Tee bi ara Murtaza benden haftalık rapor yazmamı istemişti. İlla bana göndermene gerek yok ama bir deftere falan not alırsan iyi olur sonrası için, ha bu arada bana gönderirsen ben de senin nelerle uğraştığını bilmek isterim tabii demişti. Ben de bunu kendime bir dürtük olarak algılayıp olabildiğince her hafta başında veya sonunda ona mail atmaya çalıştım yaptıklarımı. Sonuç beklediğimden de iyi oldu. Birincisi adam benim çalıştığımı farketti. İkincisi nelerle oyalandığımı gördü. Üçüncüsü ve en önemlisi de bilimsel açıklamalarını o da bana maille yazar oldu - gerçi bunun asıl sebebi o sıralarda ülke dışında olmasıydı ama olsun.
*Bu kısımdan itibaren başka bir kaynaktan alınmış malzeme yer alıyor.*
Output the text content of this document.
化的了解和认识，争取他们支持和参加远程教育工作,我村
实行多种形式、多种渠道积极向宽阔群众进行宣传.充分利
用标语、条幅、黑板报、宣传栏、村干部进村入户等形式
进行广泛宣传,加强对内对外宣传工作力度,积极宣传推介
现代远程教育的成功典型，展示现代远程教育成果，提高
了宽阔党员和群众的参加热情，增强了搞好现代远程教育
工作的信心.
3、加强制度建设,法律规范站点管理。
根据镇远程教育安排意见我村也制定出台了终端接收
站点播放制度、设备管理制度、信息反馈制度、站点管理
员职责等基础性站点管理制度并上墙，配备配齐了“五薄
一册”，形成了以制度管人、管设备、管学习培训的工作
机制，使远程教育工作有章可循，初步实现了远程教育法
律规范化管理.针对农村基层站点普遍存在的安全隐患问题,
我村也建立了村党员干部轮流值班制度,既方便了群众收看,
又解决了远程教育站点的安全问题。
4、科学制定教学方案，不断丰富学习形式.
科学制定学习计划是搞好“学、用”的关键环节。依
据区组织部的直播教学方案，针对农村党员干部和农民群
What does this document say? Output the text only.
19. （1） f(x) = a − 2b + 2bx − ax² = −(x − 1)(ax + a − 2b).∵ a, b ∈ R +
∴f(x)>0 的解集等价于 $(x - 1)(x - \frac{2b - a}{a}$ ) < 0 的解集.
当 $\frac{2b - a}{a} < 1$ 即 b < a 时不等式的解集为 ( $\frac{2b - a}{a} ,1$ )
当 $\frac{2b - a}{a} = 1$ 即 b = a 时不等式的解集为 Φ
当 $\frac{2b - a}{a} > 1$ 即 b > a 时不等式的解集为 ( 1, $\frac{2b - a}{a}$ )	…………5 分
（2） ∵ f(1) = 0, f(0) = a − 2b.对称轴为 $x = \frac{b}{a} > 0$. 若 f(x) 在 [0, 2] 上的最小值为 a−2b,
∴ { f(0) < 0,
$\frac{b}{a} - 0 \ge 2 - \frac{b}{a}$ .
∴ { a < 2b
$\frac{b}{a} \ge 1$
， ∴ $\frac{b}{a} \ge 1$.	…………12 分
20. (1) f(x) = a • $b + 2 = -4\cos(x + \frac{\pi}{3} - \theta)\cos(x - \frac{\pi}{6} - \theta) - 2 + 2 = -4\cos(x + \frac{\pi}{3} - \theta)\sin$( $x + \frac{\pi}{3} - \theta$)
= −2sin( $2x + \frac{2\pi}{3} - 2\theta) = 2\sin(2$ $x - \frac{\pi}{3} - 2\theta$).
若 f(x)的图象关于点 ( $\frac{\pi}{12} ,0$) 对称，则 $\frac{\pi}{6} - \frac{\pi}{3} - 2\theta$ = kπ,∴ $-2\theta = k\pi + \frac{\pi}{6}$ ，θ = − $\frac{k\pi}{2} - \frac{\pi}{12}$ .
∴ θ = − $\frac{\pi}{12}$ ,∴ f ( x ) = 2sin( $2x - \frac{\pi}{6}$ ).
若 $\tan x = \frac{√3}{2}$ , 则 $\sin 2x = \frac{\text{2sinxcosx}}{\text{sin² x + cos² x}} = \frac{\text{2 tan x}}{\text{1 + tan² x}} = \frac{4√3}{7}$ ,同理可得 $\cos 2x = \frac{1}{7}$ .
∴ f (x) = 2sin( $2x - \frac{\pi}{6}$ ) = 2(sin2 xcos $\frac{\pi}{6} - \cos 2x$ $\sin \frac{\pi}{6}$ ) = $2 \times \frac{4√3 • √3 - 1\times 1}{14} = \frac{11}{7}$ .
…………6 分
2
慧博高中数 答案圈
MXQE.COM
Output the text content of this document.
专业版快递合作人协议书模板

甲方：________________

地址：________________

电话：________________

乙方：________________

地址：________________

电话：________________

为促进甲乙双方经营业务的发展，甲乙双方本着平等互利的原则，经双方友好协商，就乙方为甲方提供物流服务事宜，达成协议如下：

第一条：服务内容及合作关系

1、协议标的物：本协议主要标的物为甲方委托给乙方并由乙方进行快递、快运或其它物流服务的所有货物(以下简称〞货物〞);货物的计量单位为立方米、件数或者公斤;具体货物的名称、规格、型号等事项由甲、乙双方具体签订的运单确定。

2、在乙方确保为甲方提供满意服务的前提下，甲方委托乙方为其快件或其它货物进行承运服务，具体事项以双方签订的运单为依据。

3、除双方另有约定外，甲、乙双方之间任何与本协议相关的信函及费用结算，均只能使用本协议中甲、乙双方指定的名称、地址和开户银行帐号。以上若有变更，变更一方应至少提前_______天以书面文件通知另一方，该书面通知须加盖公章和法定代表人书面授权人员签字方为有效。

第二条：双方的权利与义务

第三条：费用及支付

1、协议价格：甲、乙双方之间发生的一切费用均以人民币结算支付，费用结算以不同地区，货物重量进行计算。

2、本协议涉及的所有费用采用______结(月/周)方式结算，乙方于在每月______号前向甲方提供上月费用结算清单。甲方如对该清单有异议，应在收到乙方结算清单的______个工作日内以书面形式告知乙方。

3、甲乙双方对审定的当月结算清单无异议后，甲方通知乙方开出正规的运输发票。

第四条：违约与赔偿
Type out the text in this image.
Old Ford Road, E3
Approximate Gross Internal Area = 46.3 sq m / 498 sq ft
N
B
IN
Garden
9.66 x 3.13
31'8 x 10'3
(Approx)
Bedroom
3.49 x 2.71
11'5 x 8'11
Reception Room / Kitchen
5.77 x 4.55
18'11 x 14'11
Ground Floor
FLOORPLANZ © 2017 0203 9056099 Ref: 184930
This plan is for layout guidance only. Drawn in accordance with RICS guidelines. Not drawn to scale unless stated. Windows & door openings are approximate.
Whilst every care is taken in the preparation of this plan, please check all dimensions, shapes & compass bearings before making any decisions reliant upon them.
Bu sayede adamın söylediklerini yazıcam diye helak olmaktan ve bişiyleri unutmaktan kurtuldum.

Mor kulakçıklar şu sıralar üzerinde çalıştığım kodların yerini belirtiyor.

Monte Carlo Simülasyonu denilen şeyin ne olduğunu anlayacağımı ve hatta yapacağımı da hiç tahmin etmiyordum, o da çıktı aradan. Ha bu arada, Monte Carlo Methodunun adının Monako'daki Monte Carlo gazinosundan geldiğini biliyor muydunuz?  (Meraklısı için MC ile ilgili hoş bir yazı; gerçi ben de henüz tamamını okuma fırsatı bulamadım ya, neyse) Ayayayayyy! Linki verirken farkettim ki Open this link in a new window seçeneği koymuşlar hem metinlere hem de resimlere! Sonunda!!! Göndermiş olduğum zilyon tane feedback işe yaramış! Yihhaaa!!!

Sevdicek hadi eve gidelim dediğinde saat 19 sularıydı. Şimdi beni bekliyor hadi desem de gitsek diye...

Saat 19:39 oldu ve kod hala çalışıyor! Tanrımmmm!!!

Mango


Geçtiğimiz ay manyaklar gibi Lost izlerken "şu dizi bi bitsin de bundan sonra bloguma yine eskisi gibi yazıcam bi dolu bi dolu" diyordum. Dizi bitti de ne oldu? Yok migrendi, yok mide ağrısıydı, yok eve geç geldik, aman temizlik yapalım derken yine yazamıyorum. Ben de bundan sonra her gün hiç değilse bir fotoğraf yüklemeye karar verdim. Uzun uzun yazmak istediğim zilyon tane detaydan bir kaç damla olsun aktarabilirim belki böylece. İlk fotoğraf Lost'un anısına mango =) Sawyer sağolsun, insanın canını çektirmekte birebir!